The Smith incident arose from the difficulty the Republican
leadership had in winning approval of the Medicare plan in the
early morning of Nov. 22, when Mr. Hastert kept the usual
15-minute voting period open for almost three hours until he
and his lieutenants could round up a majority. Mr. Smith, a
conservative opposed to the drug coverage plan because of
its costs, was approached by lawmakers, including Mr. Hastert,
who tried to persuade him to switch. But he refused.

In a column on his House Web site after the vote, Mr. Smith
said he had been offered "extensive" campaign support and
endorsements for his son, Brad, who is running to succeed
him, as well as threats of retribution against his son if he
did not back the bill. In a radio interview, Mr. Smith put
the figure for campaign aid at $100,000. After an uproar
over his comments, Mr. Smith backtracked and said the
offers of support were general and did not include specific
amounts. He did not name the people he said had pressured
him.

The Justice Department has said it would look into the matter.
But Mr. Hoyer noted in his letter that its jurisdiction could be
limited by Congressional speech and debate protections in
the Constitution, while the House itself has no such restrictions.

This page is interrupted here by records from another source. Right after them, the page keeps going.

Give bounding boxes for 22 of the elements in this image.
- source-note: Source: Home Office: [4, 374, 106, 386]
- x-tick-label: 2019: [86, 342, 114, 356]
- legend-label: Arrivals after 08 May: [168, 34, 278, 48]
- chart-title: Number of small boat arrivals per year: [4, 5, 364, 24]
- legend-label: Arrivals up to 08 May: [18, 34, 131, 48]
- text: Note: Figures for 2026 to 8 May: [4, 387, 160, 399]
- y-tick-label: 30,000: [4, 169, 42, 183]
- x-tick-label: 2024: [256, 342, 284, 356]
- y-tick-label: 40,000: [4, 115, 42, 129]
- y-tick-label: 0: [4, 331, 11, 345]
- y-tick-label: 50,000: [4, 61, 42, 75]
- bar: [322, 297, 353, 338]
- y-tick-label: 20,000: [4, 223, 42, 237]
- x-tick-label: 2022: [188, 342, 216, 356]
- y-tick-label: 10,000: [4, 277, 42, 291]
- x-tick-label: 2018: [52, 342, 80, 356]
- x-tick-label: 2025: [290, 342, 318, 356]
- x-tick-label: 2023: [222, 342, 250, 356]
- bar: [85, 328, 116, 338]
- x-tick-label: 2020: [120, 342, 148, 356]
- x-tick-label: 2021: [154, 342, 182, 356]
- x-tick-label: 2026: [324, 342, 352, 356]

Were a Democratic lawmaker to file a complaint, it could lead
to the kind of bitterness that marked the years when Republicans
and Democrats traded ethics charges.

Speaker Jim Wright, a Democrat, resigned from the House in
1989 over accusations he accepted improper gifts and book
royalties. Speaker Newt Gingrich, a Republican, was fined
$300,000 in 1997 over a politically tinged college course he
taught.

Since then, House members have changed the ethics process
to make it harder for outsiders to file complaints, and lawmakers
themselves have shied away from charges.